Resumen:
Background: identifying relevant data to support the automatic analysis of
electroencephalograms (EEG) has become a challenge. In the literature, there are many
proposals built to support the diagnosis of neurological pathologies. However, the current
challenge is to improve the reliability of the tools to classify or detect the abnormalities.
Thus, the Ensemble Feature Selection approach allows the integration of the advantages
of several Feature Selection algorithms to improve the identification of features with high
power of differentiation in the classification of normal and abnormal EEG signals. Feature
Selection has attracted the attention of many researchers in the last years due to the
increasing sizes of datasets. In many cases, the datasets contain hundreds or thousands
of columns. However, not all columns contain relevant information, which leads to the
weak performance of classifiers. Besides, several Feature Selection Algorithms have
been proposed in the literature to analyze datasets and determine their subsets of
relevant features and remove irrelevant or redundant features from the classification
process. Those Feature Selection algorithms are typically classified according to their
design, which is related to how they find the subset of relevant features and the
complexity to calculate them. There are three main types of feature selection algorithms:
filters, wrappers, and embedded. The implementation of wrappers and embedded
algorithms are complex because its implementation requires including at least a
classification algorithm to calculate the relevance index of each feature; the index
relevance could change when instances are added or removed from the dataset.

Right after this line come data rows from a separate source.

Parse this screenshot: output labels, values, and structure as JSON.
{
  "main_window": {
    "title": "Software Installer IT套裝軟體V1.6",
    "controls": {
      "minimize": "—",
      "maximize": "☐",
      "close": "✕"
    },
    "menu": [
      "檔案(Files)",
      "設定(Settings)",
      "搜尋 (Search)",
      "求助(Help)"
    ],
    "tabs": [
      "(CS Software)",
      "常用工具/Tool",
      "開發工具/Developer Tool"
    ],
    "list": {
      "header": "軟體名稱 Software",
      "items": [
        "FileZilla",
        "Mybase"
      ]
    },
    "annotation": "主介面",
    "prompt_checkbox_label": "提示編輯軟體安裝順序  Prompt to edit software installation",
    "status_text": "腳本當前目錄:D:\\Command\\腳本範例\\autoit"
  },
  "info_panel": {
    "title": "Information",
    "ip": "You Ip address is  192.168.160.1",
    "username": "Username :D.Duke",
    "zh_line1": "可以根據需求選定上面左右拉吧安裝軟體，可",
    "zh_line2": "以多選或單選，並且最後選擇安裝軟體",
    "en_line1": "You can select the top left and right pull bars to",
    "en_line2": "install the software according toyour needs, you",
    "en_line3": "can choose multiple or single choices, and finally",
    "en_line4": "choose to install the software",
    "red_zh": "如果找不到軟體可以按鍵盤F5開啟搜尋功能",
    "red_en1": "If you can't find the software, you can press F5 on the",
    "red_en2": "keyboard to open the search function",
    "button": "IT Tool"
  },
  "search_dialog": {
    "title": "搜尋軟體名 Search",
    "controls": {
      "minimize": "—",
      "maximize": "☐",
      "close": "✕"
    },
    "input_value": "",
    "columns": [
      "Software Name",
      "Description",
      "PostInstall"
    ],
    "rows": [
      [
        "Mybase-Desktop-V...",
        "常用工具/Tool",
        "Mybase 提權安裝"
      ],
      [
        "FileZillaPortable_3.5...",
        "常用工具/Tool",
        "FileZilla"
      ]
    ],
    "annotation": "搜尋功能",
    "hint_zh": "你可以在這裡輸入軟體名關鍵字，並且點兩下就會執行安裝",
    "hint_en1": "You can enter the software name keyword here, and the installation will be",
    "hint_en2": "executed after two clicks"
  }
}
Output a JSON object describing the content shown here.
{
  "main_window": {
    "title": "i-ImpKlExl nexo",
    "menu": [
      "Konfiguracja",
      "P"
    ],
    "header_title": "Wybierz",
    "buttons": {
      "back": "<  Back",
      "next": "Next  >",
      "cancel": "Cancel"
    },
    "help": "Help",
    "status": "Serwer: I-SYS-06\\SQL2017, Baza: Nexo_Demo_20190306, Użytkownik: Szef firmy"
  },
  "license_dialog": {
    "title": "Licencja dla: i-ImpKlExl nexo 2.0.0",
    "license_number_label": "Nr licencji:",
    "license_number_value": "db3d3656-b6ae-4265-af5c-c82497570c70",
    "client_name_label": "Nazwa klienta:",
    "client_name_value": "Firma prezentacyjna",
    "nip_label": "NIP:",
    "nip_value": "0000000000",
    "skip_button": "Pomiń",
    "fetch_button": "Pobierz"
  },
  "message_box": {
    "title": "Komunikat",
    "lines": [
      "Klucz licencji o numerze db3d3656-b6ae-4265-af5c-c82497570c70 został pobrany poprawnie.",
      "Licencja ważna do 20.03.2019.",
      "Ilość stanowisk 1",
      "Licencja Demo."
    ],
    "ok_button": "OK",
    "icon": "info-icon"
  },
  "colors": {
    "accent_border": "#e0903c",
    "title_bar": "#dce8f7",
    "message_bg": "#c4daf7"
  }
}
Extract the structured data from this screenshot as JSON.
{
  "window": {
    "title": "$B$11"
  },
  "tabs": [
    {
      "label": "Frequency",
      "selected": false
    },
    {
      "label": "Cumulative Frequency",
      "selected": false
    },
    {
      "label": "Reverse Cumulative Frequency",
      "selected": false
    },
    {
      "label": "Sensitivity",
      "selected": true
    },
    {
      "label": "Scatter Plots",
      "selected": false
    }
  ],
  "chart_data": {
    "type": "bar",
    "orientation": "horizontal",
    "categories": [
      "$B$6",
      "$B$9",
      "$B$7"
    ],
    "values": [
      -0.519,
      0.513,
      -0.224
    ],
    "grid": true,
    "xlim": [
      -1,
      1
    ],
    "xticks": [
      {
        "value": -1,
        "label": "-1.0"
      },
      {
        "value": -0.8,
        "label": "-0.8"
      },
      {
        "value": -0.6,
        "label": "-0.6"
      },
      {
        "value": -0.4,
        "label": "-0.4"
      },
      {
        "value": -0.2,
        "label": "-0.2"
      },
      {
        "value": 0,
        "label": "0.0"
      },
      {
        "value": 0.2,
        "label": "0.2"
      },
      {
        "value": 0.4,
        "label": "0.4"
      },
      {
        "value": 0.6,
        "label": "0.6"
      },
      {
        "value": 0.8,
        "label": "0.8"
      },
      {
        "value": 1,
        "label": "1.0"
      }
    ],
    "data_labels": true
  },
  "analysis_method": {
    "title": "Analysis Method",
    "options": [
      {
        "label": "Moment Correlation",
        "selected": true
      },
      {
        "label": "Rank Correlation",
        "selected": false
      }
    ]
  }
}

Likewise, the filter-based feature selection algorithms can be computationally simpler
than the other approaches (envelopes and embedded).
Objectives: the main objective of this thesis is to propose a mechanism for selecting
relevant features for the classification of electroencephalograms segments to support
the automatic detection of epileptiform events. For this, a conceptual framework was
designed following a quantitative method in order to represent a structure that provides
an understanding of how to improve the performance of machine learning algorithms by
using the consensus of several feature selection algorithms.